Jesus, who suffered weariness and thirst for us, has come to us and pleaded, “If you knew the gift of God...” He comes to us again today and offers that gift, His own self, to know and enjoy.

Jesus Makes Us Aware of Our Need for God’s Gift.

He reminds us that earthly wells cannot quench spiritual thirst John 4:13.
We, like the Samaritan woman, have earthly wells of whose waters we boast John 4:12 “Are You greater than our father Jacob, who gave us the well, and drank from it himself, as well as his sons and his livestock?”
There are times when we yearn for something more than the water of these miserable wells John 4:15 “The woman said to Him, “Sir, give me this water, that I may not thirst, nor come here to draw.”
Jesus puts his finger on sin as the cause of our thirst John 4:16 “Jesus said to her, “Go, call your husband, and come here.”
Jesus condemns as sin action we may have excused in the past John 4:17-18 “The woman answered and said, “I have no husband.” Jesus said to her, “You have well said, ‘I have no husband,’ for you have had five husbands, and the one whom you now have is not your husband; in that you spoke truly.”
We can no longer hide or beat-around-the-bush about it. John 4:19 “The woman said to Him, “Sir, I perceive that You are a prophet.”
What is wrong in our life must be made right, IF we want to have satisfaction.
Jesus stimulates in us a desire for the gift of God. John 4:14 “but whoever drinks of the water that I shall give him will never thirst. But the water that I shall give him will become in him a fountain of water springing up into everlasting life.”
Jesus leads us to know the gift of God by first bringing us to an awareness of our need for that gift. Then she show us where to find it.
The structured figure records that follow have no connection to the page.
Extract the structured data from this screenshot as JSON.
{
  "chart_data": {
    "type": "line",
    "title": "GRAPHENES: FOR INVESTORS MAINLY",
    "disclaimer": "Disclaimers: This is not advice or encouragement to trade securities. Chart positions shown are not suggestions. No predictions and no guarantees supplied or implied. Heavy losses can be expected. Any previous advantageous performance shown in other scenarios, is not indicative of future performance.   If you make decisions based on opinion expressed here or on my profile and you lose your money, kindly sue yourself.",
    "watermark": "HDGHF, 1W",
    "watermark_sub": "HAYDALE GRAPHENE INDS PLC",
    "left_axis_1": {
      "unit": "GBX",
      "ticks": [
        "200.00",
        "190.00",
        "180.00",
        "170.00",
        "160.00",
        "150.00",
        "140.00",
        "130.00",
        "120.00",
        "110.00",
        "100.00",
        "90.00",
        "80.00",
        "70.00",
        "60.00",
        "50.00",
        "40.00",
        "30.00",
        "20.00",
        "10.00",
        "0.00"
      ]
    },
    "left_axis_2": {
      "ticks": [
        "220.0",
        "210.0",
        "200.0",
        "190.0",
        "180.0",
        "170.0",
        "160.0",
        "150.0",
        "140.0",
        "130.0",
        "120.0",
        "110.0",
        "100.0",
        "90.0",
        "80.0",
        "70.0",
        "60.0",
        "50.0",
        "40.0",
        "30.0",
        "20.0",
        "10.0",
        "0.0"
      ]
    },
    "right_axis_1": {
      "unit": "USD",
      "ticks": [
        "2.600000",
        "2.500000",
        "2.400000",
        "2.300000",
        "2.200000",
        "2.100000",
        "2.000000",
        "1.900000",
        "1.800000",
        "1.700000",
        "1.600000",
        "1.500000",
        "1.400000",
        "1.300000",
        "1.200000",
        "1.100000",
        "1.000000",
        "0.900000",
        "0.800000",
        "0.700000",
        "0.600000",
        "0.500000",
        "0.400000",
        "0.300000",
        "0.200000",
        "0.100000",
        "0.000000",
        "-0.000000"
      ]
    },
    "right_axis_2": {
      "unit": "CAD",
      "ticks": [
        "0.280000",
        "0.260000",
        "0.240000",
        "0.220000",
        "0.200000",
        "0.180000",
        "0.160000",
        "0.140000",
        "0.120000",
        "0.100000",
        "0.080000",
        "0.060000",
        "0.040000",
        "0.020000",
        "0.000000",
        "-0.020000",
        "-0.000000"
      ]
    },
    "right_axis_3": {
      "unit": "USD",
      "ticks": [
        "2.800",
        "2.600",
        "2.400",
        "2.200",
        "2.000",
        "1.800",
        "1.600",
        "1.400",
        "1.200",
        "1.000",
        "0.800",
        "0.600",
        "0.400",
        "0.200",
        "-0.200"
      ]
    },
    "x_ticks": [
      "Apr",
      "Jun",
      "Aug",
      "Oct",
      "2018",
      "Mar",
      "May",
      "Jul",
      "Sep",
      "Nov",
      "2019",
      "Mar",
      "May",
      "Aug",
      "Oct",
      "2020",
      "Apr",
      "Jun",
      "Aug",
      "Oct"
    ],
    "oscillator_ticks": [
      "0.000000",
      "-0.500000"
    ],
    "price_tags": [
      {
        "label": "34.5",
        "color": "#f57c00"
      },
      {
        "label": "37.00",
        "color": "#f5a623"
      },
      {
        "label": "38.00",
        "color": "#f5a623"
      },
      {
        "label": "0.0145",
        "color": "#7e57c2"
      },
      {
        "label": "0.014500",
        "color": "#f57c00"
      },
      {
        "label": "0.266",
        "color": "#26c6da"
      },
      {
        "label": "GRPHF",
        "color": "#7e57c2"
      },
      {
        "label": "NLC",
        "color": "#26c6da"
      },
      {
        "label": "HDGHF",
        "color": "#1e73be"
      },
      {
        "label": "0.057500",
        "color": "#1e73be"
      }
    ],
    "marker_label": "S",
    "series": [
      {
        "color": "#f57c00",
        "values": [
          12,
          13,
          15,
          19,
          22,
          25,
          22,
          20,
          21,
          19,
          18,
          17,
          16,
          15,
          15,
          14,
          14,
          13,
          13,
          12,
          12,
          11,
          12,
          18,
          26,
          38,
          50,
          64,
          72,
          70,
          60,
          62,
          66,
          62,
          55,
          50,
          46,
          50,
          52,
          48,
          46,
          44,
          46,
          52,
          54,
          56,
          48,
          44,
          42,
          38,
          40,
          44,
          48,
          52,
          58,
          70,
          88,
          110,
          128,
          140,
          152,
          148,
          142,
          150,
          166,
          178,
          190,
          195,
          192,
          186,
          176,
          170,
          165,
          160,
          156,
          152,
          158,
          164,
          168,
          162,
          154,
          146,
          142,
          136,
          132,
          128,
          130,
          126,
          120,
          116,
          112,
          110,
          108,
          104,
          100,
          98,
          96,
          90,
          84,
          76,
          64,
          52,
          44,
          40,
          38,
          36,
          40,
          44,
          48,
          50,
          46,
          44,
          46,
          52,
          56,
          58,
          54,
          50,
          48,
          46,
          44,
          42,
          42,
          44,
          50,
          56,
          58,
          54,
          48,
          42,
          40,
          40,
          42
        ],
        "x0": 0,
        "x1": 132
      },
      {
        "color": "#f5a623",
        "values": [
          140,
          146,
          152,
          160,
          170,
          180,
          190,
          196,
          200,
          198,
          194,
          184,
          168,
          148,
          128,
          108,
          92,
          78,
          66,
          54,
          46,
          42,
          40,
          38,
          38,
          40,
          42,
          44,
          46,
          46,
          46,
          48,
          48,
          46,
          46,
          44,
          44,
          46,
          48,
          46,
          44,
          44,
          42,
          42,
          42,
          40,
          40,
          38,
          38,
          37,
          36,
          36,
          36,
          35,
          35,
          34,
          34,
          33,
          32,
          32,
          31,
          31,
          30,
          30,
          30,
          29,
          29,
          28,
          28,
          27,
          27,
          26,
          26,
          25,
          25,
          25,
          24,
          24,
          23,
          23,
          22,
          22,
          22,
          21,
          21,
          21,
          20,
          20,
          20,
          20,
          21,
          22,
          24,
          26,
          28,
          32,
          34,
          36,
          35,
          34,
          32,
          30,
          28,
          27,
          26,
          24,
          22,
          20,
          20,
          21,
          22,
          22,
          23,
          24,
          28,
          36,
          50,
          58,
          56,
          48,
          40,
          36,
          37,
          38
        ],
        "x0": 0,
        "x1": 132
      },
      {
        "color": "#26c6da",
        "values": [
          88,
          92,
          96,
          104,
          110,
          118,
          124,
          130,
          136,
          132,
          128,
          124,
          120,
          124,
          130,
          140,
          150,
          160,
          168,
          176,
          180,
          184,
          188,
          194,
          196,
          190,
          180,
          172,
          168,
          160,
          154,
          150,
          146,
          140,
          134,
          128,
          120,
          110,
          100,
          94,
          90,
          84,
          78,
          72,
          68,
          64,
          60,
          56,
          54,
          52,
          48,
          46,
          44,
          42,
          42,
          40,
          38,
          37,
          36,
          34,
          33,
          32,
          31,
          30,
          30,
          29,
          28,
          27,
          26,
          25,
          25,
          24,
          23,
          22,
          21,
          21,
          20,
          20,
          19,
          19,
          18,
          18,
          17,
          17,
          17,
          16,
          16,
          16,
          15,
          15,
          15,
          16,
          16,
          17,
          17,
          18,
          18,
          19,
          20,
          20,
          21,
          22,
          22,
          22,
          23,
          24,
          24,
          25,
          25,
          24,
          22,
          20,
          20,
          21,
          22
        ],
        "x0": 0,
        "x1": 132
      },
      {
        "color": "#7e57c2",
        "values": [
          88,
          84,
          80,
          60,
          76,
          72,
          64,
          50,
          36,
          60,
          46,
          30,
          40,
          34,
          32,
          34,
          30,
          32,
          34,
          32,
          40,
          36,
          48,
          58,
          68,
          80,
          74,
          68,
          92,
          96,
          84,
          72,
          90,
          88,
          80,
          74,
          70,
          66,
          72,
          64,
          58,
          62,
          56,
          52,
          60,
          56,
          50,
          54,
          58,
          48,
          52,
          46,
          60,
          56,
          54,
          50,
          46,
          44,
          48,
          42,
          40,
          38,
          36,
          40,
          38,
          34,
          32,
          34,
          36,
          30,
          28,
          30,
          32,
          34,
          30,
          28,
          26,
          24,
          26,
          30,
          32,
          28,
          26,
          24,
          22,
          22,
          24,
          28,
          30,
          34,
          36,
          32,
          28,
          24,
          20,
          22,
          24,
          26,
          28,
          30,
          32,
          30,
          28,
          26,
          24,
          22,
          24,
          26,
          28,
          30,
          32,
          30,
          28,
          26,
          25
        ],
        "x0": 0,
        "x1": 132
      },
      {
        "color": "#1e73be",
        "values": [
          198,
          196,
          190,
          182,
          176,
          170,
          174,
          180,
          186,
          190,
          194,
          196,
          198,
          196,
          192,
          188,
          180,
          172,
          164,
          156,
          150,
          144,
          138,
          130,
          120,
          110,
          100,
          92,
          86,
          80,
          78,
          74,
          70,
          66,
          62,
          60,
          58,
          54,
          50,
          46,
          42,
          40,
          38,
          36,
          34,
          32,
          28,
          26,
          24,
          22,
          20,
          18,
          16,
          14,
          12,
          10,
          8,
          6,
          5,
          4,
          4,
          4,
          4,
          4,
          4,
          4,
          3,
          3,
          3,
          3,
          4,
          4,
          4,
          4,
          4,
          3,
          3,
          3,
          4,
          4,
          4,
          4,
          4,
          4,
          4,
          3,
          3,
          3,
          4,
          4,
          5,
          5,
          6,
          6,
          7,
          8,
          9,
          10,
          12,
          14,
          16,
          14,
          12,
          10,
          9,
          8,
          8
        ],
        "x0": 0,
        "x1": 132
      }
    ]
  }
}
Jesus Shows Us Where to Find God’s Gift

We find it in the true Church.
We may be perplexed as to which church is right John 4:20 “Our fathers worshiped on this mountain, and you Jews say that in Jerusalem is the place where one ought to worship.”
The true Church is present where God’s Word is taught purely and the Sacraments are administered according to God’s command. There we find the gift of God — Salvation John 4:22 “You worship what you do not know; we know what we worship, for salvation is of the Jews.”
We find it among true worshipers.
They are not bound to any particular place or ritual John 4:21 “Jesus said to her, “Woman, believe Me, the hour is coming when you will neither on this mountain, nor in Jerusalem, worship the Father.”
They worship the true God in spirit and in truth John 4:23 “But the hour is coming, and now is, when the true worshipers will worship the Father in spirit and truth; for the Father is seeking such to worship Him.”
God is not bound to any outward group or building.
Church organizations can cease to exist, but true worshipers, who make up the church, will continue.
We find it in the Savior Himself.
Jesus reveals Himself to us in His Word John 4:26 “Jesus said to her, “I who speak to you am He.”
We can have Him now, as we are, in our emptiness and thirst.
He is the gift that satisfies John 4:28-29 “The woman then left her waterpot, went her way into the city, and said to the men, “Come, see a Man who told me all things that I ever did. Could this be the Christ?”
Do you know the Gift of God? Jesus says to you, “I who speak to you and He.”
In the name of the Father, and of the Son, and of the Holy Spirit. Amen.